Lawyerly law stuff that's interesting

Yes, if the laws are “generally applicable”.

It’s pretty plainly stated here:

The right of free exercise does not relieve an individual of the obligation to comply with a valid and neutral law of general applicability on the ground that the law proscribes (or prescribes) conduct that his religion prescribes (or proscribes).

I gave a few examples, and Scalia gave a bunch more.

Ok, just checking to make sure that’s what you believed.

Do you believe the government can prohibit a Sikh from carrying a big ceremonial knife onto an airplane?

The legal issue that comes up with this, is the notion of “hybrid rights”.

Employment division v. Smith did not rule on these, and it was the key differentiator between previous cases involving things like Amish people not being forced to send their children to school on religious grounds.

So, i don’t think the Sikh could carry the knife, under employment division v. Smith, since it isn’t really a violation of some other right.

But earlier precedents that were considered in employment division had held that the free exercise clause did in fact sometimes protect religious practices that violated laws.

The notion of hybrid rights is that freedom of religious expression combined with some other right might be stronger than either alone.

As your article points out, the SCOTUS never explained how this is supposed to work in practice. The Second, Third, and Sixth Circuit Courts have decided that the notion of hybrid rights is unworkable and not binding on them. “Zero plus zero is zero,” as they say. The other Circuit Courts have tried to muddle on. But it is not something you would want to hang your hat on right now.

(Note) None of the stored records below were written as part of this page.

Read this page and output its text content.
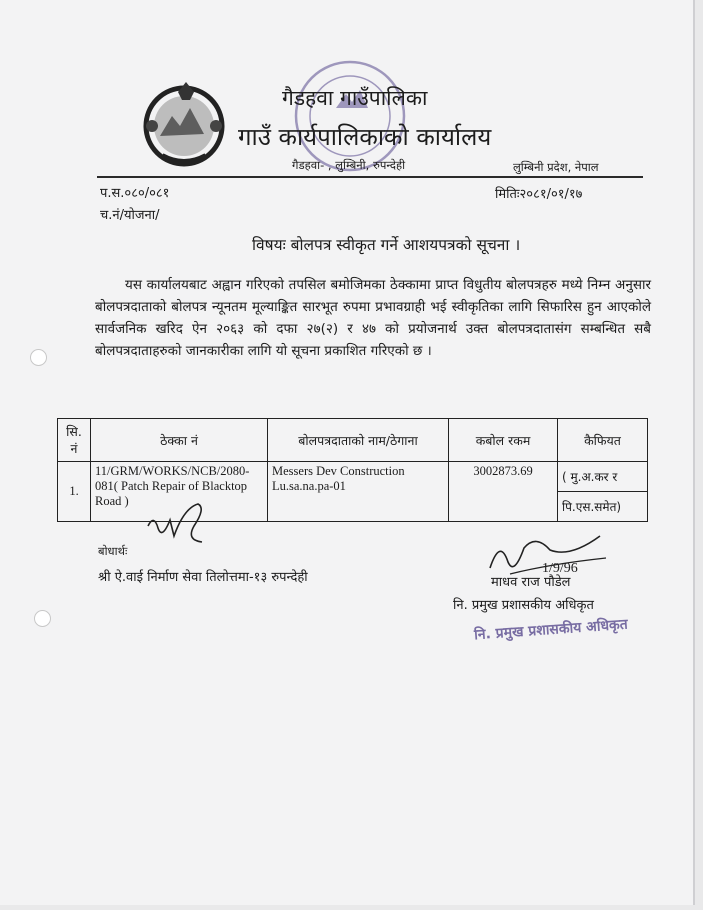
गैडहवा गाउँपालिका
गाउँ कार्यपालिकाको कार्यालय
गैडहवा- , लुम्बिनी, रुपन्देही	लुम्बिनी प्रदेश, नेपाल
प.स.०८०/०८१
च.नं/योजना/
मितिः२०८१/०१/१७
विषयः बोलपत्र स्वीकृत गर्ने आशयपत्रको सूचना ।

यस कार्यालयबाट अह्वान गरिएको तपसिल बमोजिमका ठेक्कामा प्राप्त विधुतीय बोलपत्रहरु मध्ये निम्न अनुसार बोलपत्रदाताको बोलपत्र न्यूनतम मूल्याङ्कित सारभूत रुपमा प्रभावग्राही भई स्वीकृतिका लागि सिफारिस हुन आएकोले सार्वजनिक खरिद ऐन २०६३ को दफा २७(२) र ४७ को प्रयोजनार्थ उक्त बोलपत्रदातासंग सम्बन्धित सबै बोलपत्रदाताहरुको जानकारीका लागि यो सूचना प्रकाशित गरिएको छ ।

सि. नं	ठेक्का नं	बोलपत्रदाताको नाम/ठेगाना	कबोल रकम	कैफियत
1.	11/GRM/WORKS/NCB/2080-081( Patch Repair of Blacktop Road )	Messers Dev Construction Lu.sa.na.pa-01	3002873.69	( मु.अ.कर र
पि.एस.समेत)
बोधार्थः
श्री ऐ.वाई निर्माण सेवा तिलोत्तमा-१३ रुपन्देही
1/9/96
माधव राज पौडेल
नि. प्रमुख प्रशासकीय अधिकृत
नि. प्रमुख प्रशासकीय अधिकृत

Yes, it was mainly just a way to make that ruling without overturning the prior ones.

Wut?

The court’s reasoning seems sound to me:

Courts throw out laws that are unconstitutional.

If a law is stupid, wasteful, or compliance is impossible then the courts do not have the authority to throw it out. You’ll have to complain to the legislature.

However, courts may decline to punish someone for breaking the law, if that person can prove compliance was impossible. This is done on a case by case basis. And the law stays on the books, because compliance won’t necessarily be impossible the next time it’s broken.

This will become super relevant when states inevitably start writing laws that require big data companies like Apple and Google to give law enforcement agencies the keys to get into phones and accounts of their customers, even if they’re encrypted.

Apple’s argument is going to be that it is impossible to comply.

Was either here or the pot thread, but this seemed more appropriate.


There should be an extra penalty for dumb laws that are clearly unconstitutional. I imagine there’s already case law about protestors wearing masks…

There is and generally it’s been upheld from what I gather.

Of course those laws were used against the Klan.

This, naturally, is vague as shit and unlikely to survive.

https://pbs.twimg.com/media/DdB6sTyU0AAGqe_.jpg

I suspect it will fail Bennett’s test down in the lower right someplace, but I’m not a First Amendment lawyer.


TLDR: Elon’s fanboys doxxed a dude that was critical of Tesla, Elon threatened to sue him and his employer, and dude stopped doing analysis of them.

Doesn’t want to dig for a decades old thread, so I’ll leave this much delayed response to Kelo here:

That reminds me of the Don’t talk to cops video (and the associated part 2 where a cop is pretty much like “yep”.